Refugee Week 2021: Issa’s story
When you use a people smuggler to get you across the desert in Libya, what often happens is that at the end of the journey, they take out a gun and demand your documents.
Then they demand money to let you go, maybe 2000 Libyan dinars (£300) or more. If you don’t have the money, they melt plastic in a fire, push it into your back and make a video. Then they send the video to your family and demand a ransom to let you go.
Or they imprison you somewhere, and make you work until you have paid off the money.
That’s what happened to me.
I’m from Sudan. The country is divided ethnically and if you’re native African like me, you can’t get work, can’t hold office in the country, and if you protest you’re likely to be attacked or killed.

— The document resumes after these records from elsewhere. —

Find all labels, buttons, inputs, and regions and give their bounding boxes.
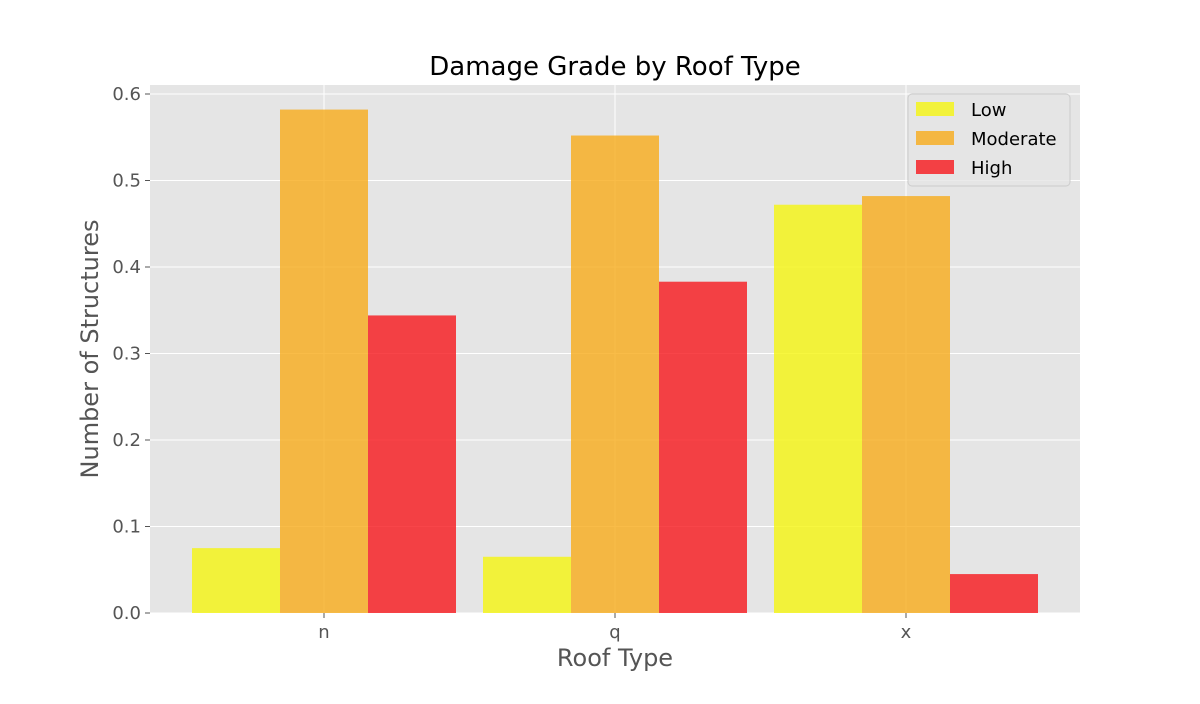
bars	[192, 109, 1038, 613]
x-tick-label: x	[901, 622, 912, 643]
y-axis-ticks: 0.0 0.1 0.2 0.3 0.4 0.5 0.6	[112, 84, 150, 624]
bar-low-n	[192, 548, 280, 613]
y-tick-label: 0.1	[112, 517, 141, 538]
legend-label-moderate: Moderate	[971, 129, 1057, 150]
y-tick-label: 0.2	[112, 430, 141, 451]
bar-high-q	[659, 281, 747, 613]
x-axis-label: Roof Type	[557, 644, 673, 672]
y-tick-label: 0.5	[112, 171, 141, 192]
chart-title: Damage Grade by Roof Type	[429, 52, 801, 82]
bar-moderate-n	[280, 109, 368, 613]
y-tick-label: 0.3	[112, 344, 141, 365]
bar-low-x	[774, 204, 862, 613]
bar-moderate-x	[862, 196, 950, 613]
legend: Low Moderate High	[907, 93, 1071, 187]
legend-swatch-high	[916, 160, 954, 174]
legend-label-high: High	[971, 158, 1012, 179]
y-axis-label: Number of Structures	[76, 220, 104, 479]
bar-low-q	[483, 556, 571, 613]
legend-swatch-moderate	[916, 131, 954, 145]
bar-moderate-q	[571, 135, 659, 613]
y-tick-label: 0.0	[112, 603, 141, 624]
y-tick-label: 0.6	[112, 84, 141, 105]
bar-high-n	[368, 315, 456, 613]
x-tick-label: n	[318, 622, 329, 643]
bar-high-x	[950, 574, 1038, 613]
y-tick-label: 0.4	[112, 257, 141, 278]
legend-label-low: Low	[971, 100, 1006, 121]
x-tick-label: q	[609, 622, 620, 643]
legend-swatch-low	[916, 102, 954, 116]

I studied economics at university and graduated in 2017, then did national service for a year. In 2018 I was studying English when people like me began protesting that we wanted more rights and our culture. The government killed lots of us; in some cases, they tied people’s legs together and threw them in the sea so they drowned.
There was a so-called revolution, but nothing really changed, and now I was afraid for my life. In 2019, when I was 23, I left my parents and brother and sisters, and set off for Europe. The smugglers who took me across the desert sold me to other people like a slave. They sell people for about 10,000 dinars (about £1500). Then I was imprisoned in a house near the sea with between 100 and 200 other people.

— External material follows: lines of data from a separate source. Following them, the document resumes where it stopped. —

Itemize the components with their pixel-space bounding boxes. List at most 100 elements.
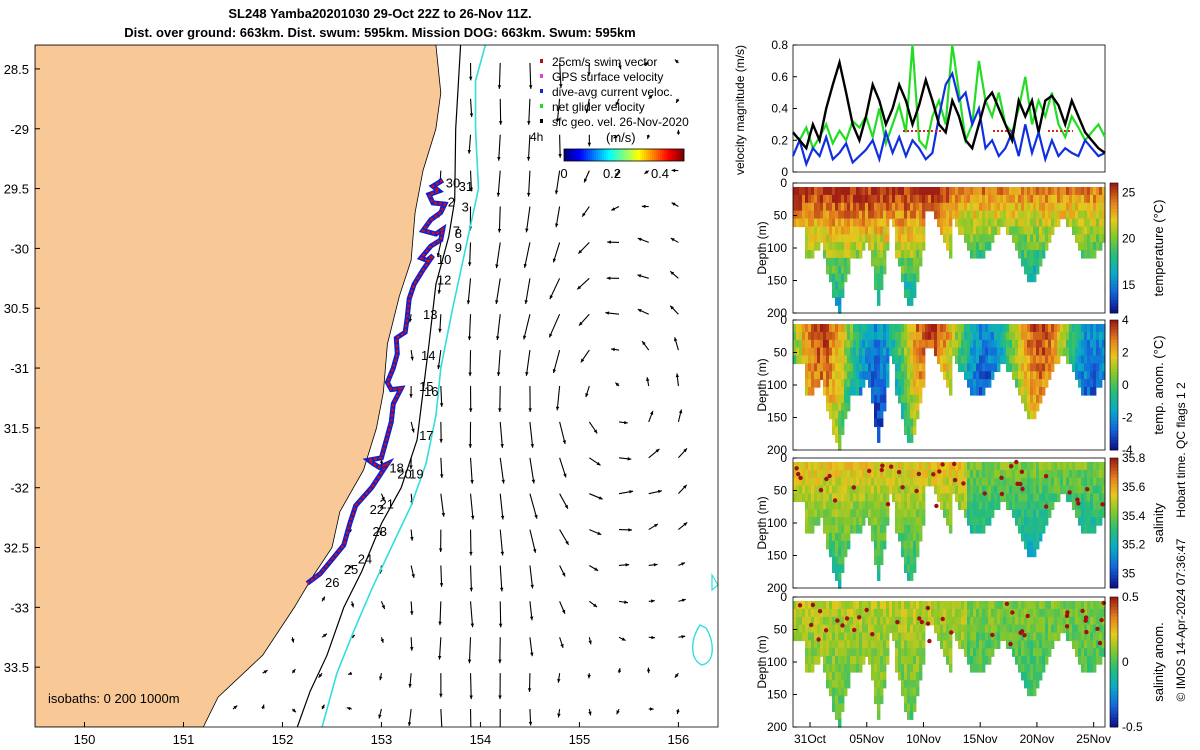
heatmap-cell <box>880 517 884 526</box>
heatmap-cell <box>910 711 914 720</box>
heatmap-cell <box>835 695 839 705</box>
heatmap-cell <box>877 671 881 681</box>
heatmap-cell <box>880 394 884 404</box>
vector-arrowhead <box>646 667 651 672</box>
heatmap-cell <box>826 257 830 267</box>
heatmap-cell <box>880 679 884 689</box>
heatmap-cell <box>985 226 989 235</box>
salinity-spike-dot <box>797 603 803 608</box>
heatmap-cell <box>862 477 866 487</box>
heatmap-cell <box>829 324 833 333</box>
heatmap-cell <box>1084 387 1088 396</box>
colorbar-cell <box>1110 336 1118 340</box>
heatmap-cell <box>874 477 878 487</box>
heatmap-cell <box>835 355 839 365</box>
heatmap-cell <box>973 601 977 610</box>
heatmap-cell <box>829 485 833 495</box>
heatmap-cell <box>895 493 899 503</box>
vector-arrowhead <box>441 512 446 517</box>
heatmap-cell <box>982 509 986 518</box>
heatmap-cell <box>799 194 803 204</box>
heatmap-cell <box>850 616 854 626</box>
heatmap-cell <box>970 648 974 657</box>
vector-arrowhead <box>671 202 676 206</box>
heatmap-cell <box>913 671 917 681</box>
heatmap-cell <box>898 664 902 673</box>
heatmap-cell <box>943 640 947 649</box>
heatmap-cell <box>1057 624 1061 634</box>
heatmap-cell <box>967 469 971 479</box>
map-x-tick-label: 156 <box>668 732 690 747</box>
heatmap-cell <box>829 687 833 697</box>
heatmap-cell <box>814 601 818 610</box>
heatmap-cell <box>1021 462 1025 471</box>
heatmap-cell <box>982 664 986 673</box>
heatmap-cell <box>1009 339 1013 349</box>
heatmap-cell <box>988 324 992 333</box>
heatmap-cell <box>859 656 863 665</box>
heatmap-cell <box>1051 616 1055 626</box>
heatmap-cell <box>958 608 962 618</box>
heatmap-cell <box>886 601 890 610</box>
heatmap-cell <box>829 640 833 649</box>
heatmap-cell <box>1090 616 1094 626</box>
heatmap-cell <box>1060 485 1064 495</box>
heatmap-cell <box>820 339 824 349</box>
heatmap-cell <box>1081 363 1085 372</box>
heatmap-cell <box>901 379 905 388</box>
heatmap-cell <box>883 363 887 372</box>
heatmap-cell <box>877 679 881 689</box>
heatmap-cell <box>913 477 917 487</box>
heatmap-cell <box>1051 194 1055 204</box>
waypoint-label: 9 <box>455 240 462 255</box>
heatmap-cell <box>910 656 914 665</box>
salinity-spike-dot <box>1022 633 1027 638</box>
heatmap-cell <box>973 242 977 251</box>
heatmap-cell <box>886 462 890 471</box>
heatmap-cell <box>970 469 974 479</box>
heatmap-cell <box>982 187 986 196</box>
heatmap-cell <box>892 210 896 220</box>
heatmap-cell <box>904 616 908 626</box>
heatmap-cell <box>820 601 824 610</box>
heatmap-cell <box>1036 226 1040 235</box>
heatmap-cell <box>985 347 989 357</box>
heatmap-cell <box>859 331 863 341</box>
colorbar-tick-label: 15 <box>1122 278 1136 292</box>
heatmap-cell <box>949 347 953 357</box>
heatmap-cell <box>871 509 875 518</box>
heatmap-cell <box>799 218 803 228</box>
heatmap-cell <box>958 355 962 365</box>
heatmap-cell <box>919 324 923 333</box>
heatmap-cell <box>940 477 944 487</box>
heatmap-cell <box>970 485 974 495</box>
vector-arrowhead <box>498 408 502 412</box>
heatmap-cell <box>982 379 986 388</box>
heatmap-cell <box>1075 218 1079 228</box>
heatmap-cell <box>961 218 965 228</box>
heatmap-cell <box>976 371 980 380</box>
heatmap-cell <box>898 394 902 404</box>
colorbar-cell <box>672 149 675 161</box>
vector-arrowhead <box>670 238 675 242</box>
heatmap-cell <box>1078 477 1082 487</box>
colorbar-tick-label: 25 <box>1122 185 1136 199</box>
heatmap-cell <box>1084 601 1088 610</box>
heatmap-cell <box>1039 250 1043 259</box>
heatmap-cell <box>1090 226 1094 235</box>
heatmap-cell <box>826 485 830 495</box>
heatmap-cell <box>1027 509 1031 518</box>
colorbar-cell <box>1110 280 1118 285</box>
heatmap-cell <box>1015 347 1019 357</box>
heatmap-cell <box>1072 363 1076 372</box>
heatmap-cell <box>808 234 812 243</box>
salinity-spike-dot <box>798 475 803 481</box>
heatmap-cell <box>793 347 797 357</box>
heatmap-cell <box>994 210 998 220</box>
vector-arrowhead <box>597 531 602 535</box>
heatmap-cell <box>1021 624 1025 634</box>
heatmap-cell <box>1102 608 1106 618</box>
heatmap-cell <box>949 194 953 204</box>
heatmap-cell <box>1027 355 1031 365</box>
heatmap-cell <box>877 608 881 618</box>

In the end I paid to go in a boat to Malta, where I was put in prison for six months for arriving illegally. The guards said racist things to us, and beat us if we complained. The Maltese seemed to hate muslim and black people, so again I paid someone to help me get me to Italy. From there I travelled on trains, and then walked through the mountains to France.
I had friends in Italy and Belgium who told me that in France there were racist problems and it was hard for Africans to be accepted, so I wanted to go to England, where I thought people would not be racist. I had no money to pay a smuggler so I went to Caen, and hid inside a van to get here. When I got out, I asked people where I was, and they said, “You are in London.”

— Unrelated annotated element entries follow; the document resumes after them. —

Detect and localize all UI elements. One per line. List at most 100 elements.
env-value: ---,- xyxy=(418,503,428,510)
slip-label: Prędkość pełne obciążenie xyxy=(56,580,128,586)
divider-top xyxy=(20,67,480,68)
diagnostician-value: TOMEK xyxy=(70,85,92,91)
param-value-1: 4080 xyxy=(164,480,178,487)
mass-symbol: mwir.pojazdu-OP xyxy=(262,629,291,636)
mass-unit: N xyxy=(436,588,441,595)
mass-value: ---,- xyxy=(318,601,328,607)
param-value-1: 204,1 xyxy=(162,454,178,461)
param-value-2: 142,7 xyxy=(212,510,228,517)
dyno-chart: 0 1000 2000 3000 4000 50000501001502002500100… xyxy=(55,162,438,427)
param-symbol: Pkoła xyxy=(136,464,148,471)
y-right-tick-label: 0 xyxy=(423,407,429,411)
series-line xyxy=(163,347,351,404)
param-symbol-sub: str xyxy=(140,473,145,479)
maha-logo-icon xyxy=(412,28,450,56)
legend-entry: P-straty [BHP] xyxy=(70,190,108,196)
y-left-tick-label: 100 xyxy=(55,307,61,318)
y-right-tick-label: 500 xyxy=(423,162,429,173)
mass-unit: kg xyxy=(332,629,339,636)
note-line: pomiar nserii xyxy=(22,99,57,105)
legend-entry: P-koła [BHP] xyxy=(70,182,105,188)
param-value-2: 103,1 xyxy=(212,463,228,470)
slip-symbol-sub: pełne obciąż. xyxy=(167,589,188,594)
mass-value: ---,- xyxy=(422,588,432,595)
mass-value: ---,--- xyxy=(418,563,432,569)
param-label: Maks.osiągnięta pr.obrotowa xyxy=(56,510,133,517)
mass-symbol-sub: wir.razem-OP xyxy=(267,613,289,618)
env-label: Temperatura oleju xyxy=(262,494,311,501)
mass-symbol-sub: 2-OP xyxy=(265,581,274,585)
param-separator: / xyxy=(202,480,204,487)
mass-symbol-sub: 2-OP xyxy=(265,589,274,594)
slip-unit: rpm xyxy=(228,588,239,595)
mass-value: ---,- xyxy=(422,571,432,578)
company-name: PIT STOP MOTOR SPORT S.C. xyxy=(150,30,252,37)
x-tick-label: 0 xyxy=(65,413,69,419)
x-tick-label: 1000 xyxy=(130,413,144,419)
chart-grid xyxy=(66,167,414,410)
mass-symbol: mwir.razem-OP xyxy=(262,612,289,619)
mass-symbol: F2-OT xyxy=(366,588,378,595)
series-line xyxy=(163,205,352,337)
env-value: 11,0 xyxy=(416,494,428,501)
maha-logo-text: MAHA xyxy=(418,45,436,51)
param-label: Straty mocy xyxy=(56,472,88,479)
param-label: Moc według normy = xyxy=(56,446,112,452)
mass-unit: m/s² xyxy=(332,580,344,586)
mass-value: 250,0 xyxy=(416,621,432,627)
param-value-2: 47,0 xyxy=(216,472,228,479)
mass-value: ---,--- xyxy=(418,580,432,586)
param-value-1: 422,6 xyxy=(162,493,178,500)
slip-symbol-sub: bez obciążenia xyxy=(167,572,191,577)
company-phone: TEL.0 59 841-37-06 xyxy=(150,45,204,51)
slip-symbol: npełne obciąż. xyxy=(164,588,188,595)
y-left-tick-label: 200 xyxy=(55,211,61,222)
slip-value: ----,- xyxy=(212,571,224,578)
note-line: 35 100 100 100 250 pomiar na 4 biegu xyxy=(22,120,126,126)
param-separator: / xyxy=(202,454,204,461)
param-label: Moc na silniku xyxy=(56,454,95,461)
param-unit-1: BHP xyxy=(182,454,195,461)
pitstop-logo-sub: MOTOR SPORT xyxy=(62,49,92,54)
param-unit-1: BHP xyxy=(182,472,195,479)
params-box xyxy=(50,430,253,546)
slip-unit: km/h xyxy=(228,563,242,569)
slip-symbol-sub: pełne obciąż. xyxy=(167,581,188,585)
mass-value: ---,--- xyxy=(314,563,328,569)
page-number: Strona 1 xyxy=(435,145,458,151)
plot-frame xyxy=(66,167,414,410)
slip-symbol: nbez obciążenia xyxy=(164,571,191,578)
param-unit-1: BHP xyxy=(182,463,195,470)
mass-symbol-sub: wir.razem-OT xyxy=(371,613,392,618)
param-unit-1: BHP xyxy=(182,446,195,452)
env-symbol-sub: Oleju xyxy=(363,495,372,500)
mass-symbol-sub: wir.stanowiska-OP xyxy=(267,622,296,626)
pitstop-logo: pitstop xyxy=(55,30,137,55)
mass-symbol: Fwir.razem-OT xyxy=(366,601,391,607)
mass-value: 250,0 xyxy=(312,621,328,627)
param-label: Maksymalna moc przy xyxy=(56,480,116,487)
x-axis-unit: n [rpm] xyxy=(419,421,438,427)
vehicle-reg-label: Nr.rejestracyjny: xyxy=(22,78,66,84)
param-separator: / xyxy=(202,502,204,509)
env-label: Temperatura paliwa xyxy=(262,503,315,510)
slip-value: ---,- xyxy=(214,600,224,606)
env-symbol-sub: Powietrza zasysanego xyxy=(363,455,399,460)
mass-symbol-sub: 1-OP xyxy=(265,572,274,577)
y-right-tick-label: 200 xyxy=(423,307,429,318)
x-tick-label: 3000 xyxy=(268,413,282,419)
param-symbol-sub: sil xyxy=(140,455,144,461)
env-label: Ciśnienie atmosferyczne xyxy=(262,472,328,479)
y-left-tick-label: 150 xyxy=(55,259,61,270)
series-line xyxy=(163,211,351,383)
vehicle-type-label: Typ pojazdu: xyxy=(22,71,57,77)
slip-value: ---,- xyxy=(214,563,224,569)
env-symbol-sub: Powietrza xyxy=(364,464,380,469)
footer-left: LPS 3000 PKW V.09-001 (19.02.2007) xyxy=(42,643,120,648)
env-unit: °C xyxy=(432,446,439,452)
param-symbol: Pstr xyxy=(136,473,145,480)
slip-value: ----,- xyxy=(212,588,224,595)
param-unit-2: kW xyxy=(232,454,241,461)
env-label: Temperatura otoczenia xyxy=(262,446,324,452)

I went to a police station and asked for asylum, and I’m waiting for my interview. I have been here eight months, and have a room in a hotel. I had never slept in a hotel before! I like London: it has different nationalities and ethnicities, different kinds of people mixing together, and most people are not racist. Everyone lives together, and there is no-one looking down on you.
I do English classes, and I volunteer with Care4Calais and an organisation called Akwaaaba. In the future I just want to live and work here. The only problem is that sometimes at night I can’t sleep.
In Libya I was so scared that I could never sleep at night; some people who’ve been there, and in Sudan, have serious mental health problems because of it. I don’t, but sometimes I find it hard to concentrate on things, and find myself worrying about what’s happening in Sudan.
My family are all still there. I talk to them on the phone. I try to sound OK, but after the call you feel sorry, because you’re sad, and your family is sad, but I don’t want to tell them on the phone.
We try to laugh, and remember things in a nice way. But afterwards, on your own, you feel sorry.